There is also an increase in government debt. The short term recession caused by the higher interest rates on consumption drives tax revenues down. This negative effect is heightened by an increase in government expenditures due to higher cost of debt. This causes a budget deficit. This deficit gets smaller as government expenditures and taxes continue to increase up to stationary level where the government budget is balanced, and eventually the deficit flow is wiped out by rising consumption expenditures encouraged by increasing household wealth.
A Government target for the debt to income ratio
Godley asks can the government do anything about the debt to income ratio in the long run.
In this model the ratio is defined as V/ Y where V is the wealth of households which corresponds to government debt and Y is national income or GDP This ratio is determined by the behaviour of households.
If households are trying to achieve a high wealth ratio government could attempt to achieve a budget surplus (e.g. by reducing expenditure) but this would be unsuccessful as there would be a reduction in disposable income, but no change in the ratio unless the reduction in income led to households revising their saving propensities.

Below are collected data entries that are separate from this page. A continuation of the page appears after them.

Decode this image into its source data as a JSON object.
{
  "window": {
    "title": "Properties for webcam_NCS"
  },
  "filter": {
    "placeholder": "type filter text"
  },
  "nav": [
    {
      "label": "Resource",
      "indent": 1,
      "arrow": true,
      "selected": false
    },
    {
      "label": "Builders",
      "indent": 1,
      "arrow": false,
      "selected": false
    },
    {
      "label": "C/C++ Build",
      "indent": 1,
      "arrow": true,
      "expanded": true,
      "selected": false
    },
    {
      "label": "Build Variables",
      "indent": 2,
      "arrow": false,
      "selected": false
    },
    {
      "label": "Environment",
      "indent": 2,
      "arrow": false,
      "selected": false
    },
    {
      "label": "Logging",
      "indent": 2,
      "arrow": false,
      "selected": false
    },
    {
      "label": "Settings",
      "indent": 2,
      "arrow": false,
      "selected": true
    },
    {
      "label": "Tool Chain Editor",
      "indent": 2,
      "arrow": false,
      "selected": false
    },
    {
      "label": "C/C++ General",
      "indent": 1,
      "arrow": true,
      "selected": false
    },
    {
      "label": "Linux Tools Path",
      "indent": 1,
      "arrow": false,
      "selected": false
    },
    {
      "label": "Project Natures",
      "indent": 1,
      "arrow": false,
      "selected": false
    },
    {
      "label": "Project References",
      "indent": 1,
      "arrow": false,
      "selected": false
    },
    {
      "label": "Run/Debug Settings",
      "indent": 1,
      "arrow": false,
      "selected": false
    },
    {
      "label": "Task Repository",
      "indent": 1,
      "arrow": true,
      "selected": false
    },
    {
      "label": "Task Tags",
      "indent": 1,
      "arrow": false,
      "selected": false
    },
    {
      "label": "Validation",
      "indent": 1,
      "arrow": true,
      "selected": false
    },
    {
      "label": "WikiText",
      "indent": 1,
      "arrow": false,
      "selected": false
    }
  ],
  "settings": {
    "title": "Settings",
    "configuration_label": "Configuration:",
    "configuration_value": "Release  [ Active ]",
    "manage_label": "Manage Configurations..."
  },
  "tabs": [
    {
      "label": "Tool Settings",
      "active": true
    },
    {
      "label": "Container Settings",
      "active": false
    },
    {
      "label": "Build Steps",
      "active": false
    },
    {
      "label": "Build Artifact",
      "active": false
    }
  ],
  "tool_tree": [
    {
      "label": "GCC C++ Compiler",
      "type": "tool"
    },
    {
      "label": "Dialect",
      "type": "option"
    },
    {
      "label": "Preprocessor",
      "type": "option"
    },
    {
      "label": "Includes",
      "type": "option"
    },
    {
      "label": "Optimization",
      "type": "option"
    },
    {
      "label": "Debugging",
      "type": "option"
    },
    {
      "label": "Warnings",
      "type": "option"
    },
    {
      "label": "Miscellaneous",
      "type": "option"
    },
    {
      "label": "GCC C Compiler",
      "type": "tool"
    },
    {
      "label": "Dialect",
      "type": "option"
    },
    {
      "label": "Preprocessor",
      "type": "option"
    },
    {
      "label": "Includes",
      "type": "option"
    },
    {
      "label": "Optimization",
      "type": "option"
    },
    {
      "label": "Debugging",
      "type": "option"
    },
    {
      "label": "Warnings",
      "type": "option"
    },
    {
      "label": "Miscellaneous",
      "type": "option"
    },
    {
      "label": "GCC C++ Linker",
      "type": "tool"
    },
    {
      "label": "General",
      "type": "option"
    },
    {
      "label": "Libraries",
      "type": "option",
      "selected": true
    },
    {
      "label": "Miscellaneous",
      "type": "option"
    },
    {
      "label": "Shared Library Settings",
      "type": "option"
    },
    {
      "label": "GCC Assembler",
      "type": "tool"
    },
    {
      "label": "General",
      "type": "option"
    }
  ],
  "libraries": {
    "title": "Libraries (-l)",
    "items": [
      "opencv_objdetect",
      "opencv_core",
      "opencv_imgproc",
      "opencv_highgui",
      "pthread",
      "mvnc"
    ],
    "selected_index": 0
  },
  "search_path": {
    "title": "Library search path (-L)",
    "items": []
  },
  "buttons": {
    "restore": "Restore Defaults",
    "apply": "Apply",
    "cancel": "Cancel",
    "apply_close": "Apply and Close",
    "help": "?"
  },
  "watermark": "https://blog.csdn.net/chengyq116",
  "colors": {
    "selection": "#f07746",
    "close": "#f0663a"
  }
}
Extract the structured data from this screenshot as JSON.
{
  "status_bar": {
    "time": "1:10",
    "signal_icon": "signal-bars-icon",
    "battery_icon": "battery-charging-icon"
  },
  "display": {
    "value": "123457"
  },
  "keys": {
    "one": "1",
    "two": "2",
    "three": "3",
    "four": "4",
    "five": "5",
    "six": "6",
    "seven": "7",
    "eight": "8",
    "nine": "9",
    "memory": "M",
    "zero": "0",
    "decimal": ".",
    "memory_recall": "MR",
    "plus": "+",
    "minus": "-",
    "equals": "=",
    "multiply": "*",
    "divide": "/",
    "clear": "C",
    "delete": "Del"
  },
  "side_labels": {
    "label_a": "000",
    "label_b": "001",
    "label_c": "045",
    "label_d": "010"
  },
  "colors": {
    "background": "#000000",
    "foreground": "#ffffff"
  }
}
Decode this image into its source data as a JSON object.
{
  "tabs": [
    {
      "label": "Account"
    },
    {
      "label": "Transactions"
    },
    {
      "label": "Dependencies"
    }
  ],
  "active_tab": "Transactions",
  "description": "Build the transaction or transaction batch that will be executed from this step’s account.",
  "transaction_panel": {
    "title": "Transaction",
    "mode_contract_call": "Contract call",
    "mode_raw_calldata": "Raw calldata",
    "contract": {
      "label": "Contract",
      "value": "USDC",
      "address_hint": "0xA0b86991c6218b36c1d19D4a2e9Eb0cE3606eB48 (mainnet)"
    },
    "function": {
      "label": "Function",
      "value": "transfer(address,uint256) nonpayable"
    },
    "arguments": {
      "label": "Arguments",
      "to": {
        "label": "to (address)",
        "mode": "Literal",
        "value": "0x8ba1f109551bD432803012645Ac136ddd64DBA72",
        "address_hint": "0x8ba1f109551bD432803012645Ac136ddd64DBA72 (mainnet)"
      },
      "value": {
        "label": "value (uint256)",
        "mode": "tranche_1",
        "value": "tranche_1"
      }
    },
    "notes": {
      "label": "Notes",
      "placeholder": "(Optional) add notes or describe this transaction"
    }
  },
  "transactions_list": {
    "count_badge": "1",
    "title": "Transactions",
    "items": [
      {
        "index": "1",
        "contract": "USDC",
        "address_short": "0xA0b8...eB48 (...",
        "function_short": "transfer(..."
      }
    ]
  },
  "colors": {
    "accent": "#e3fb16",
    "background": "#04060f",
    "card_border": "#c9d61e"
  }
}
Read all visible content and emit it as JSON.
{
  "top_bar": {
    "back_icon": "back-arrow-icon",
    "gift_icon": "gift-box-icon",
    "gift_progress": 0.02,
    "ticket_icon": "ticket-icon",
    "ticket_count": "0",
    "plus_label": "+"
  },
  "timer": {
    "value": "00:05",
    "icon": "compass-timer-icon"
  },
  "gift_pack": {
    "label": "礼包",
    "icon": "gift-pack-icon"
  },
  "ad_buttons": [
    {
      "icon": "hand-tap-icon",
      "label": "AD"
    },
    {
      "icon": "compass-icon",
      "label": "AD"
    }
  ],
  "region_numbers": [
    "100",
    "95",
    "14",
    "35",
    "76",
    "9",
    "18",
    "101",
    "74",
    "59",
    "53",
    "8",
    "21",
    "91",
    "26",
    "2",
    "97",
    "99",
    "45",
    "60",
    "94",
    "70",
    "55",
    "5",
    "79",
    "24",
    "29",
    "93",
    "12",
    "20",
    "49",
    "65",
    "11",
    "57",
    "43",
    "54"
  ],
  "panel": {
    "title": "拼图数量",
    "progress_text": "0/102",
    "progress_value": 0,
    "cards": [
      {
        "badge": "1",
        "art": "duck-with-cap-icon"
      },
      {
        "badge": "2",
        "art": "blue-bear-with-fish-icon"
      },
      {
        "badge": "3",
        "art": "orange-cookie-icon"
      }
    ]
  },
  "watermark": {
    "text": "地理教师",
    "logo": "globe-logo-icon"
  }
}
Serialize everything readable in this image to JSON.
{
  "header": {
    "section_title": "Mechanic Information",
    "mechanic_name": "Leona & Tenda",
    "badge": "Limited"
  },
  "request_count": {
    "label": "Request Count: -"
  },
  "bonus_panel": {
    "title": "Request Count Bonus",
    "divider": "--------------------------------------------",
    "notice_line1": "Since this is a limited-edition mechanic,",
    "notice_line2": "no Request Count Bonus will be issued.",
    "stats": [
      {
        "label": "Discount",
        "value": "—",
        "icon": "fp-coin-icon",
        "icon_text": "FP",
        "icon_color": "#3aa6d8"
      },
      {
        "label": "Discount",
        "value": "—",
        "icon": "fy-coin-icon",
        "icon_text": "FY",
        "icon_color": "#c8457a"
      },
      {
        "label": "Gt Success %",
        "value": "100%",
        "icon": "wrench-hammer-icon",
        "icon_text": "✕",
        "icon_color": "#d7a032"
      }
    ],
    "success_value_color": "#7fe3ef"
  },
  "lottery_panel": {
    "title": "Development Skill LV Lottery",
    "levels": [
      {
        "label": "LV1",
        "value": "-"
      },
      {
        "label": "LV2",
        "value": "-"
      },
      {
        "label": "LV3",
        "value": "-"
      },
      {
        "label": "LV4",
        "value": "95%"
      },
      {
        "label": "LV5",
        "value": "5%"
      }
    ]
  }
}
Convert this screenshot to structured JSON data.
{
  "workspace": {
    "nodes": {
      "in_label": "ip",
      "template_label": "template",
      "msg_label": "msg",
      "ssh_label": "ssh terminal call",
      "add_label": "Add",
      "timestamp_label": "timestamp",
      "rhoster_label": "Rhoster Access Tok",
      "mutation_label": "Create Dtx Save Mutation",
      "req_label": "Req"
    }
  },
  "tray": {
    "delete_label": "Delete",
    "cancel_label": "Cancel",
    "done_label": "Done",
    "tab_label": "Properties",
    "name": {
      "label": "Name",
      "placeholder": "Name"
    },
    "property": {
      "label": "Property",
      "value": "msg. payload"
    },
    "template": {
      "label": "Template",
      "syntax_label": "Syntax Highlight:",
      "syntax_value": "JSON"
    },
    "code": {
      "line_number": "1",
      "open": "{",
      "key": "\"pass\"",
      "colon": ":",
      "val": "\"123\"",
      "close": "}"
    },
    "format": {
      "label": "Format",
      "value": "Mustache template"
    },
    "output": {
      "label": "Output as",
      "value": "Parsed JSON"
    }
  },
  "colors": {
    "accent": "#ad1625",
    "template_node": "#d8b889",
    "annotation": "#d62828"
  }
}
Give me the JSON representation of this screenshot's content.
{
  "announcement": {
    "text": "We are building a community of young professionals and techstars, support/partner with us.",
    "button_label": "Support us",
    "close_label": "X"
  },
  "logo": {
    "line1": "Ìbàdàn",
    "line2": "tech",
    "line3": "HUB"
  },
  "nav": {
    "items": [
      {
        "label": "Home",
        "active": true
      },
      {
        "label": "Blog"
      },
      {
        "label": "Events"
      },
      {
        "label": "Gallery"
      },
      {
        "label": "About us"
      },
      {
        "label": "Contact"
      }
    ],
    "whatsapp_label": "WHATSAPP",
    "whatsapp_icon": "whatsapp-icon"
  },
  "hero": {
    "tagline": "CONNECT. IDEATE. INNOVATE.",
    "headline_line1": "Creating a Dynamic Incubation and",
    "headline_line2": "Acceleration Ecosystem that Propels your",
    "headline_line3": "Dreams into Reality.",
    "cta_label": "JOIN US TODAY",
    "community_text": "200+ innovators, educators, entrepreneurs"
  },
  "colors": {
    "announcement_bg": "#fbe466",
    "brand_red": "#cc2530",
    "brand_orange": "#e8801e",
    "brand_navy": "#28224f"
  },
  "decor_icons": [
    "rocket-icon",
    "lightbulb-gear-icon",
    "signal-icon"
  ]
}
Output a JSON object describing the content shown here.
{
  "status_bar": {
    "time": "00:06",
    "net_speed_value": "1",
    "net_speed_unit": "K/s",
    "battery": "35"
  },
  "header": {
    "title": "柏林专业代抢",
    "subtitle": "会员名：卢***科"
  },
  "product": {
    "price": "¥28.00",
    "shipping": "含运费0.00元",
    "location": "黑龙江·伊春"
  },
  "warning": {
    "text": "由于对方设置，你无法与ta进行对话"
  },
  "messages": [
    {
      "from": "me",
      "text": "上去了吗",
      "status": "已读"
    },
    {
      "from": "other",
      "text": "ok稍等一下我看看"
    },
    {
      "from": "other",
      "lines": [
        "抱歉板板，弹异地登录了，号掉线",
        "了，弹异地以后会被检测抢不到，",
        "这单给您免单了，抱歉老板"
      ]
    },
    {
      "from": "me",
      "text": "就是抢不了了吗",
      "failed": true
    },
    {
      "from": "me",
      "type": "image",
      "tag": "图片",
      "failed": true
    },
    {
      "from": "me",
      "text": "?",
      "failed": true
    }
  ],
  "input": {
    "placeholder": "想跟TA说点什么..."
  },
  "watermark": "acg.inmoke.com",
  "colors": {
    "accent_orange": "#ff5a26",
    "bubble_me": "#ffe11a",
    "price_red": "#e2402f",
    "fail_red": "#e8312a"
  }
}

Government and securities rating agencies are more concerned with public debt as a ratio of GDP, which is easier to adjust. If households are targeting too high a wealth ratio, the government can reduce its stationary debt to GDP ratio. If government wishes to decrease this, they need to increase tax rates or reduce interest rate on bills, resulting in a reduced level of stationary income. Thus, the debt to income ratio must be disregarded to sustain full employment income. This is irreconcilable with maintaining full employment in the long run.